江九下午又出去摆摊,张氏果然得意洋洋来了他们摊子前,“呦!剩这么多没卖出去啊,看来这人不能赚太多昧良心的银子,一碗没肉没菜的卤煮都敢卖三文钱!”
江九本来不欲理会,一看摊前聚集了不少村民,对张氏的话纷纷附和,才皱着眉解释了句,“三文钱的卤煮虽然没肉,可汤都是肉熬的,大料是挑好的,馍也是掺了精面做的,这都是成本。
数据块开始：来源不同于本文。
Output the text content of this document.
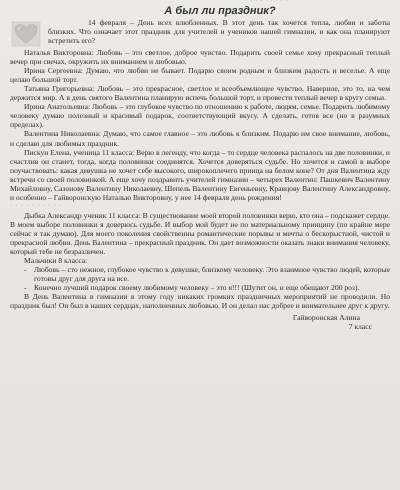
· · · · · · · ·
А был ли праздник?
14 февраля – День всех влюбленных. В этот день так хочется тепла, любви и заботы близких. Что означает этот праздник для учителей и учеников нашей гимназии, и как она планируют встретить его?

Наталья Викторовна: Любовь – это светлое, доброе чувство. Подарить своей семье хочу прекрасный теплый вечер при свечах, окружить их вниманием и любовью.

Ирина Сергеевна: Думаю, что любви не бывает. Подарю своим родным и близким радость и веселье. А еще целаю большой торт.

Татьяна Григорьевна: Любовь – это прекрасное, светлое и всеобъемлющее чувство. Наверное, это то, на чем держится мир. А в день святого Валентина планирую испечь большой торт, и провести теплый вечер в кругу семьи.

Ирина Анатольевна: Любовь – это глубокое чувство по отношению к работе, людям, семье. Подарить любимому человеку думаю полезный и красивый подарок, соответствующий вкусу. А сделать, готов все (но в разумных пределах).

Валентина Николаевна: Думаю, что самое главное – это любовь к близким. Подарю им свое внимание, любовь, и сделаю для любимых праздник.

Пискун Елена, ученица 11 класса: Верю в легенду, что когда – то сердце человека распалось на две половинки, и счастлив он станет, тогда, когда половинки соединятся. Хочется доверяться судьбе. Но хочется и самой в выборе поучаствовать: какая девушка не хочет себе высокого, широкоплечего принца на белом коне? От дня Валентина жду встречи со своей половинкой. А еще хочу поздравить учителей гимназии – четырех Валентин: Пашкевич Валентину Михайловну, Сазонову Валентину Николаевну, Шепель Валентину Евгеньевну, Кравцову Валентину Александровну, и особенно – Гайворонскую Наталью Викторовну, у нее 14 февраля день рождения!

· · · · · · · · · ·

Дыбка Александр ученик 11 класса: В существование моей второй половинки верю, кто она – подскажет сердце. В моем выборе половинки я доверюсь судьбе. И выбор мой будет не по материальному принципу (по крайне мере сейчас я так думаю). Для моего поколения свойственны романтические порывы и мечты о бескорыстной, чистой и прекрасной любви. День Валентина – прекрасный праздник. Он дает возможности оказать знаки внимания человеку, который тебе не безразличен.

Мальчики 8 класса:

- Любовь – сто нежное, глубокое чувство к девушке, близкому человеку. Это взаимное чувство людей, которые готовы друг для друга на все.
- Конечно лучший подарок своему любимому человеку – это я!!! (Шутит он, и еще обещают 200 роз).

В День Валентина в гимназии в этому году никаких громких праздничных мероприятий не проводили. Но праздник был! Он был в наших сердцах, наполненных любовью. И он делал нас добрее и внимательнее друг к другу.

Гайворонская Алина
7 класс
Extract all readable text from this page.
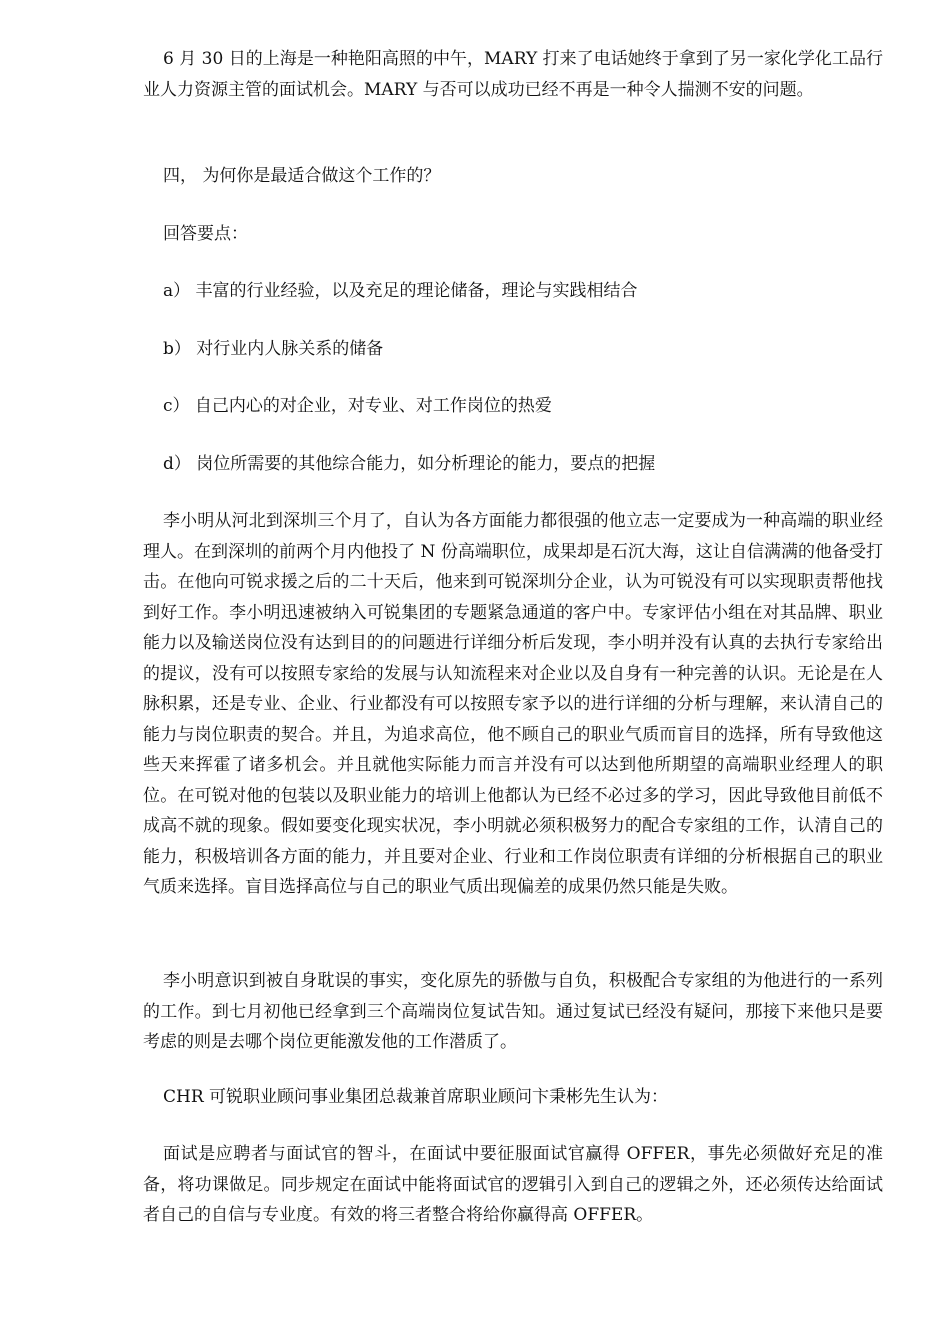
6 月 30 日的上海是一种艳阳高照的中午，MARY 打来了电话她终于拿到了另一家化学化工品行业人力资源主管的面试机会。MARY 与否可以成功已经不再是一种令人揣测不安的问题。

四， 为何你是最适合做这个工作的？

回答要点：

a） 丰富的行业经验，以及充足的理论储备，理论与实践相结合

b） 对行业内人脉关系的储备

c） 自己内心的对企业，对专业、对工作岗位的热爱

d） 岗位所需要的其他综合能力，如分析理论的能力，要点的把握

李小明从河北到深圳三个月了，自认为各方面能力都很强的他立志一定要成为一种高端的职业经理人。在到深圳的前两个月内他投了 N 份高端职位，成果却是石沉大海，这让自信满满的他备受打击。在他向可锐求援之后的二十天后，他来到可锐深圳分企业，认为可锐没有可以实现职责帮他找到好工作。李小明迅速被纳入可锐集团的专题紧急通道的客户中。专家评估小组在对其品牌、职业能力以及输送岗位没有达到目的的问题进行详细分析后发现，李小明并没有认真的去执行专家给出的提议，没有可以按照专家给的发展与认知流程来对企业以及自身有一种完善的认识。无论是在人脉积累，还是专业、企业、行业都没有可以按照专家予以的进行详细的分析与理解，来认清自己的能力与岗位职责的契合。并且，为追求高位，他不顾自己的职业气质而盲目的选择，所有导致他这些天来挥霍了诸多机会。并且就他实际能力而言并没有可以达到他所期望的高端职业经理人的职位。在可锐对他的包装以及职业能力的培训上他都认为已经不必过多的学习，因此导致他目前低不成高不就的现象。假如要变化现实状况，李小明就必须积极努力的配合专家组的工作，认清自己的能力，积极培训各方面的能力，并且要对企业、行业和工作岗位职责有详细的分析根据自己的职业气质来选择。盲目选择高位与自己的职业气质出现偏差的成果仍然只能是失败。

李小明意识到被自身耽误的事实，变化原先的骄傲与自负，积极配合专家组的为他进行的一系列的工作。到七月初他已经拿到三个高端岗位复试告知。通过复试已经没有疑问，那接下来他只是要考虑的则是去哪个岗位更能激发他的工作潜质了。

CHR 可锐职业顾问事业集团总裁兼首席职业顾问卞秉彬先生认为：

面试是应聘者与面试官的智斗，在面试中要征服面试官赢得 OFFER，事先必须做好充足的准备，将功课做足。同步规定在面试中能将面试官的逻辑引入到自己的逻辑之外，还必须传达给面试者自己的自信与专业度。有效的将三者整合将给你赢得高 OFFER。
”
“你说的谁信啊!”张氏呸了一声,“还扯什么精面,没肉就是没肉!”
“就是就是!”
“我们之前就是吃个新鲜,回头想想三文钱还是太贵了!”
第 18 章 第十八章
眼看在村里是卖不完了,江九又不想留到隔天再卖,于是跟家里人打了声招呼,推着车就往邻村去。
他们和邻村距离不远,由一条三十多米宽的江河隔开,江九上桥,往邻村走。
他们村是大崮村,河对岸是小崮村,几年前两村还是来往密切,互相通婚的友好村邻,听村里人说,是因为前些年他们大崮村有个汉子和小崮村的汉子看上了同一位镇上的姑娘,小崮村使了阴招,让那姑娘最终选择嫁去了小崮村。
这下惹怒了他们大崮村的汉子。
那汉子找了几个年轻汉子,说着就要去小崮村给人教训,结果被打了回来,从此世仇就此结下。
不过江母说这事并不是传闻那样,人家那姑娘和小崮村的汉子本就情投意合,旁人非要去横插一脚,本身就不会有好下场。
江九并不是很熟悉小崮村的人家,于是打算沿着村落挨家挨户敲门问他们是否有兴趣尝尝卤煮。
一开始那户人家看他是大崮村的,没给什么好脸色,后来尝过后觉得价格合适,还是买了一些,让江九放下了心。
江九一路推着叫卖,给人送到屋里,多数人并不在意他大崮村人的身份,看来这所谓的“世仇”,也就只有大崮村一部分人在意。
一路虽然还算顺利,江九全部卖完天色也擦黑了,他哈了哈被冻得失去知觉的手,胳膊传来一阵刺痛,“嘶”了一口,赶着回家去。
到村口时远远看到两道身影,江九脚步加快,那两道身影也迎了过来。
“你说说你,往外头跑做什么!”江母一整天心里就不踏实,总觉得要发生点事,眼看天黑了儿子还不回来,做好饭就出来等了。